Interest expense from continuing operations was $184 million for the first quarter 2009, compared to $182 million for the first quarter 2008.

Income Tax Expense

Income tax expense from continuing operations for first quarter 2009 was $179 million, compared to $222 million for the first quarter 2008. The effective tax rate for the quarter was about 34%, compared to 32% for the same period last year. The anticipated effective tax rate for 2009 is 34%.

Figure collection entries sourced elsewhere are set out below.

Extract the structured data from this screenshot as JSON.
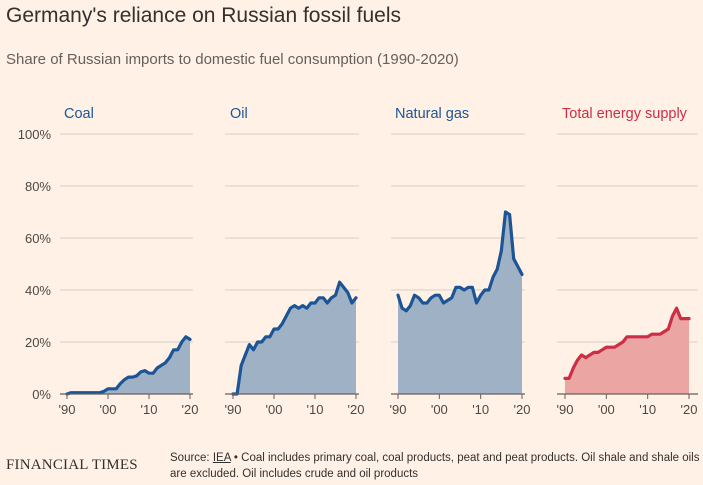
{
  "title": "Germany's reliance on Russian fossil fuels",
  "subtitle": "Share of Russian imports to domestic fuel consumption (1990-2020)",
  "footer": {
    "publisher": "FINANCIAL TIMES",
    "source_prefix": "Source: ",
    "source_link": "IEA",
    "source_note": " • Coal includes primary coal, coal products, peat and peat products. Oil shale and shale oils are excluded. Oil includes crude and oil products"
  },
  "colors": {
    "background": "#fff1e5",
    "grid": "#e0d6cd",
    "blue_line": "#1c5596",
    "blue_fill": "#9fb1c5",
    "red_line": "#cc2e45",
    "red_fill": "#eba5a3",
    "label_blue": "#1c5596",
    "label_red": "#cc2e45",
    "axis_text": "#4d4845"
  },
  "chart_data": {
    "type": "area",
    "y_tick_labels": [
      "0%",
      "20%",
      "40%",
      "60%",
      "80%",
      "100%"
    ],
    "y_ticks": [
      0,
      20,
      40,
      60,
      80,
      100
    ],
    "ylim": [
      0,
      100
    ],
    "xlim": [
      1990,
      2020
    ],
    "x_ticks": [
      1990,
      2000,
      2010,
      2020
    ],
    "x_tick_labels": [
      "'90",
      "'00",
      "'10",
      "'20"
    ],
    "grid": true,
    "x": [
      1990,
      1991,
      1992,
      1993,
      1994,
      1995,
      1996,
      1997,
      1998,
      1999,
      2000,
      2001,
      2002,
      2003,
      2004,
      2005,
      2006,
      2007,
      2008,
      2009,
      2010,
      2011,
      2012,
      2013,
      2014,
      2015,
      2016,
      2017,
      2018,
      2019,
      2020
    ],
    "panels": [
      {
        "name": "Coal",
        "color": "blue",
        "values": [
          0,
          0.5,
          0.5,
          0.5,
          0.5,
          0.5,
          0.5,
          0.5,
          0.5,
          1,
          2,
          2,
          2,
          4,
          5.5,
          6.5,
          6.5,
          7,
          8.5,
          9,
          8,
          8,
          10,
          11,
          12,
          14,
          17,
          17,
          20,
          22,
          21
        ]
      },
      {
        "name": "Oil",
        "color": "blue",
        "values": [
          0,
          0,
          11,
          15,
          19,
          17,
          20,
          20,
          22,
          22,
          25,
          25,
          27,
          30,
          33,
          34,
          33,
          34,
          33,
          35,
          35,
          37,
          37,
          35,
          37,
          38,
          43,
          41,
          39,
          35,
          37
        ]
      },
      {
        "name": "Natural gas",
        "color": "blue",
        "values": [
          38,
          33,
          32,
          34,
          38,
          37,
          35,
          35,
          37,
          38,
          38,
          35,
          36,
          37,
          41,
          41,
          40,
          41,
          41,
          35,
          38,
          40,
          40,
          45,
          48,
          55,
          70,
          69,
          52,
          49,
          46
        ]
      },
      {
        "name": "Total energy supply",
        "color": "red",
        "values": [
          6,
          6,
          10,
          13,
          15,
          14,
          15,
          16,
          16,
          17,
          18,
          18,
          18,
          19,
          20,
          22,
          22,
          22,
          22,
          22,
          22,
          23,
          23,
          23,
          24,
          25,
          30,
          33,
          29,
          29,
          29
        ]
      }
    ]
  }
}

Non-Gaap Financial Measures

The primary performance measure used by management to evaluate segment performance is segment EBIT from continuing operations, which at the segment level represents all profits from continuing operations (both operating and non-operating), including any equity in earnings of unconsolidated affiliates, before deducting interest and taxes, and is net of the non-controlling interest expense related to those profits. Management believes segment EBIT from continuing operations, which is the GAAP measure used to report segment results, is a good indicator of each segment’s operating performance as it represents the results of Duke Energy’s ownership interests in continuing operations without regard to financing methods or capital structures.

Duke Energy’s management uses adjusted diluted EPS, which is a non-GAAP financial measure as it represents diluted EPS from continuing operations attributable to Duke Energy common shareholders, adjusted for the per-share impact of special items and the mark-to-market impacts of economic hedges in the Commercial Power segment, as a measure to evaluate operations of the company.

Special items represent certain charges and credits, which management believes will not be recurring on a regular basis. Mark-to-market adjustments reflect the mark-to-market impact of derivative contracts, which is recognized in GAAP earnings immediately as such derivative contracts do not qualify for hedge accounting or regulatory accounting treatment, used in Duke Energy’s hedging of a portion of the economic value of its generation assets in the Commercial Power segment. The economic value of the generation assets is subject to fluctuations in fair value due to market price volatility of the input and output commodities (e.g. coal, power) and, as such, the economic hedging involves both purchases and sales of those input and output commodities related to the generation assets. Because the operations of the generation assets are accounted for under the accrual method, management believes that excluding the impact of mark-to-market changes of the economic hedge contracts from adjusted earnings until settlement better matches the financial impacts of the hedge contract with the portion of the economic value of the underlying hedged asset.

Management believes that the presentation of adjusted diluted EPS provides useful information to investors, as it allows them to more accurately compare the company’s performance across periods. Adjusted diluted EPS is also used as a basis for employee incentive bonuses.

The most directly comparable GAAP measure for adjusted diluted EPS is reported diluted EPS from continuing operations attributable to Duke Energy Corporation common shareholders, which includes the impact of special items and the mark-to-market impacts of economic hedges in the Commercial Power segment.

Due to the forward-looking nature of adjusted diluted EPS for future periods, information to reconcile such non-GAAP financial measures to the most directly comparable GAAP financial measures is not available at this time, as the company is unable to forecast special items and the mark-to-market impacts of economic hedges in the Commercial Power segment for future periods.

Duke Energy also uses adjusted segment EBIT and Other net expenses (including adjusted equity earnings for Crescent Resources) as a measure of historical and anticipated future segment and Other performance. When used for future periods, adjusted segment EBIT and Other net expenses may also include any amounts that may be reported as discontinued operations or extraordinary items. Adjusted segment EBIT and Other net expenses are non-GAAP financial measures, as they represent reported segment EBIT and Other net expenses adjusted for special items and the mark-to-market impacts of economic hedges in the Commercial Power segment.